Odwraca wzrok, patrzy w pustą
przestrzeń między grzejnikiem a firanką.
Z której cieknie sól,
mieszając się z deskami podłogi.
Tkwię porażony, zaciskam kąciki
pokoju, ust. Oblizuję tkwiące
w nich kryształki.
Dziewczyna smakuje doprawdy
niepodzielnie, jak najlepszy
niedzielny indyk.
"Tkwię porażony, zaciskam kąciki
pokoju, ust. Oblizuję tkwiące
w nich kryształki.
Dziewczyna smakuje doprawdy
niepodzielnie" - jak dla mnie ten fragment jest świetny. pierwsza strofa też jest ciekawa, ale nie bardzo jest pociągnięta w dalszej części. nie wiem, dlaczego akurat sól ma cieknąć z tej przestrzeni, jakoś nie mieści się to w mojej wyobraźni ;)
Pierwsza strofa obrazowa ale w tych obrazach trochę niedopracowana.
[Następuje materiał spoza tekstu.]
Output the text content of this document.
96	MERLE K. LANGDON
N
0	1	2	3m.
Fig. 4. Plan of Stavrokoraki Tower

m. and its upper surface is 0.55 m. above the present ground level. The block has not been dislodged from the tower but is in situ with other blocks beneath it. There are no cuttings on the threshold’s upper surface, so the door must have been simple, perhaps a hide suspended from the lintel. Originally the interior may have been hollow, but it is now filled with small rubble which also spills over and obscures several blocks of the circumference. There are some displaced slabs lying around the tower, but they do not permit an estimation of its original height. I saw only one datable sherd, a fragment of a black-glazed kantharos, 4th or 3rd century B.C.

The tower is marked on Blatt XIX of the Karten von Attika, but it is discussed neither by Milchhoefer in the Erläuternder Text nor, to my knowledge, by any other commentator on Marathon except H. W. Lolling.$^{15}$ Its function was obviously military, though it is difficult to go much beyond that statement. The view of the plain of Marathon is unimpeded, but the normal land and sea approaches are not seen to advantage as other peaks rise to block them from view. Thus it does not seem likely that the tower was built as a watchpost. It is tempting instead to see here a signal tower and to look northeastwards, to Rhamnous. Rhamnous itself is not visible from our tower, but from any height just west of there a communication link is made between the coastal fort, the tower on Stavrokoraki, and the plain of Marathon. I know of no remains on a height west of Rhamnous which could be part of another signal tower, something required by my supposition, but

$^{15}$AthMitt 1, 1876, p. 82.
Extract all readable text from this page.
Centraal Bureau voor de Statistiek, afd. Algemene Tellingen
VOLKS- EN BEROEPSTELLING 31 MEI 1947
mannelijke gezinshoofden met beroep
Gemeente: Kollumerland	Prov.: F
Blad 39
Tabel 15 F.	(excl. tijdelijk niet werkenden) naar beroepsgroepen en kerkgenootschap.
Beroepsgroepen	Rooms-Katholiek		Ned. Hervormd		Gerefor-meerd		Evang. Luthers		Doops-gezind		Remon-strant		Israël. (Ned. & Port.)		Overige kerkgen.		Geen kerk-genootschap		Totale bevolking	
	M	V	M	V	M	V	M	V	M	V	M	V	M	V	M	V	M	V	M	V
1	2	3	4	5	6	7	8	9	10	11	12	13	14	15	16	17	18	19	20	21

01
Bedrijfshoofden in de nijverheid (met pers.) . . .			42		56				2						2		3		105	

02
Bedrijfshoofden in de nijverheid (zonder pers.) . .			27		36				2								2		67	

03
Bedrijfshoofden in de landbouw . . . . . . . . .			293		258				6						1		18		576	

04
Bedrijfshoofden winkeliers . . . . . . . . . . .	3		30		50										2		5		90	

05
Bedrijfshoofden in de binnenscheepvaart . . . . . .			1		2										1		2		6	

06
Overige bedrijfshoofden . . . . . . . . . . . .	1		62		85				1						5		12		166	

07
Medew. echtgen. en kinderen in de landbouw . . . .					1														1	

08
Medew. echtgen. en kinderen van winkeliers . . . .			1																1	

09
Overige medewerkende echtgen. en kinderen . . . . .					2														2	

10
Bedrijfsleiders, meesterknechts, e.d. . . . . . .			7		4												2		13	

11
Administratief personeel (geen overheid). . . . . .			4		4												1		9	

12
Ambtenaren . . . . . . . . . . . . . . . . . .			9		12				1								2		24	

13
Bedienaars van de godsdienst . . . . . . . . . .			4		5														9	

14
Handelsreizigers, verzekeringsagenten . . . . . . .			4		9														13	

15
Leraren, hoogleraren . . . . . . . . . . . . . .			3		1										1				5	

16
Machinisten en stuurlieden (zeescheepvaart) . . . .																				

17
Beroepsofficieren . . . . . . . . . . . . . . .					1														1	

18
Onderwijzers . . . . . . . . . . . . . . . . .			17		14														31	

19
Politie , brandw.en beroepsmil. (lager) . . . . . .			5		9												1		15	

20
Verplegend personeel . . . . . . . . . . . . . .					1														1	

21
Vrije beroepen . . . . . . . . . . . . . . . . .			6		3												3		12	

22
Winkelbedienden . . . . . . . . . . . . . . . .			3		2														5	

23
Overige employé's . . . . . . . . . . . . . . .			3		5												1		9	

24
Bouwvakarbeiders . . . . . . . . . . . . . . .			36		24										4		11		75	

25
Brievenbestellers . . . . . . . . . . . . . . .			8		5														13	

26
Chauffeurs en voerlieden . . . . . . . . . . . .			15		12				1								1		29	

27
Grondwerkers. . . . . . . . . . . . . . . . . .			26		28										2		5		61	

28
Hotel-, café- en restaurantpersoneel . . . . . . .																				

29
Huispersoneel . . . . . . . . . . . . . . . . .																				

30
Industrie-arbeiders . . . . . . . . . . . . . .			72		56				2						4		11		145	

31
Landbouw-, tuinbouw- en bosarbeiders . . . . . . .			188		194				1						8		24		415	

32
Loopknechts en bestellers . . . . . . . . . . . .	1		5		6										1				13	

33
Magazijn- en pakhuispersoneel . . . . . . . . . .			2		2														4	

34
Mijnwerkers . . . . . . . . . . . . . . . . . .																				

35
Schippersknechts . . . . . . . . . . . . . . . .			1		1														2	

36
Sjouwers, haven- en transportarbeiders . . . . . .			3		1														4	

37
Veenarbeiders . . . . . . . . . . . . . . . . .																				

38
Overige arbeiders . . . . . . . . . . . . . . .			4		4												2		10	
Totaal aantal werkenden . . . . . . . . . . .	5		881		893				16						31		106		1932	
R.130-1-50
Poza tym po "firanką" dałabym przecinek i zaczęła małą literą kolejny wers.
Będę zaglądać.
Pierwsza strofa jest obrazowa ale trochę w tych obrazach niedopracowana bo coś mi nie gra w odbiorze. Poza tym po "firanką" dałabym przecinek rozpoczynając kolejny wers małą literą.
Będę zaglądać.
Pozdrawiam :)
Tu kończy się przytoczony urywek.